Ensaio publicado no catálogo da mostra multimídia "Imagem Sitiada", organizada pelo artista e curador Armando Mattos em diversas unidades do Sesc no Estado do Rio de Janeiro entre maio e agosto de 2004.

http://netart.incubadora.fapesp.br/portal/Members/julmonachesi/critica/imagemsitiada

O risco da invisibilidade nos leva à apropriação? Em uma sociedade líquida, onde estruturas estão sendo questionadas e o instante é o valor, co-autoria, cópia e questões herméticas do direito de uso da imagem e copyright devem ser re-organizadas para estabelecer novos alicerces, flexíveis, nós em uma rede de comunicação infinita e volátil.

A questão expande os territórios da pop art para o não lugar do objeto. O conceito se sobrepõe ao próprio ícone e desta relação etérea criamos relações. Não cabe discutir a evolução histórica, em uma métrica temporal de sucessivos movimentos, mas fazer a inter-relação que não os reduzem a fatos passados ou influências e referências.

A pop art utilizou o objeto deslocando-o do seu contexto de consumo, o contemporâneo trabalha com o deslocamento do valor econômico do objeto por questionar o direito a apropriação em uma cultura em processo.

 

REFERÊNCIAS BIBLIOGRÁFICAS

ARGAN, Giulio Carlo. Arte Moderna: do iluminismo aos movimentos contemporâneos. Trad. Denise Bottmann e Frederico Carotti. 2 ed. São paulo: Companhia das Letras. 1993

BOCKRIS, Victor. Andy Warhol: a biografia. Trad. Ana Deiró. Rio de Janeiro: Objetiva. 1990.
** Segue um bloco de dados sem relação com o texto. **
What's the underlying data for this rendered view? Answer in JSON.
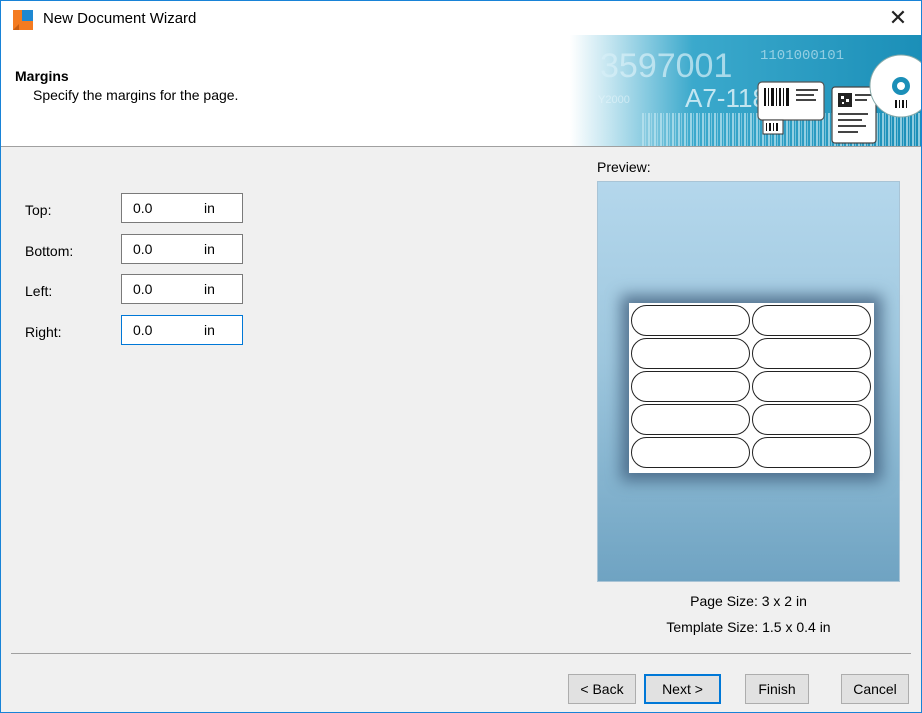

FLUSSER, Vilém. Filosofia da caixa preta – ensaios para uma futura filosofia da fotografia. Trad. Do autor. Rio de Janeiro: Relume Dumará. 2002

HOFSTATTER, Hans H. Arte Moderna: Pintura, Desenho e Gravura. Trad. Mercedes Gallis Rufino. Lisboa: 1984

MCCARTHY, Davis. Arte Pop. Trad. Otacílio Nunes. São Paulo: Cosac & Naify. 2002.

MINK, Janis. Marcel Duchamp: A Arte como contra-arte. Trad. Zita Morais. Alemanha: Taschen. 2000

OSTERWOLD, Tilman. Pop art. Trad. Sônia Teixeira. Itália: Taschen. 1994

STANGOS, Nikos (org.). Conceitos da arte moderna. Trad. Álvaro Cabral. Rio de Janeiro. 1993.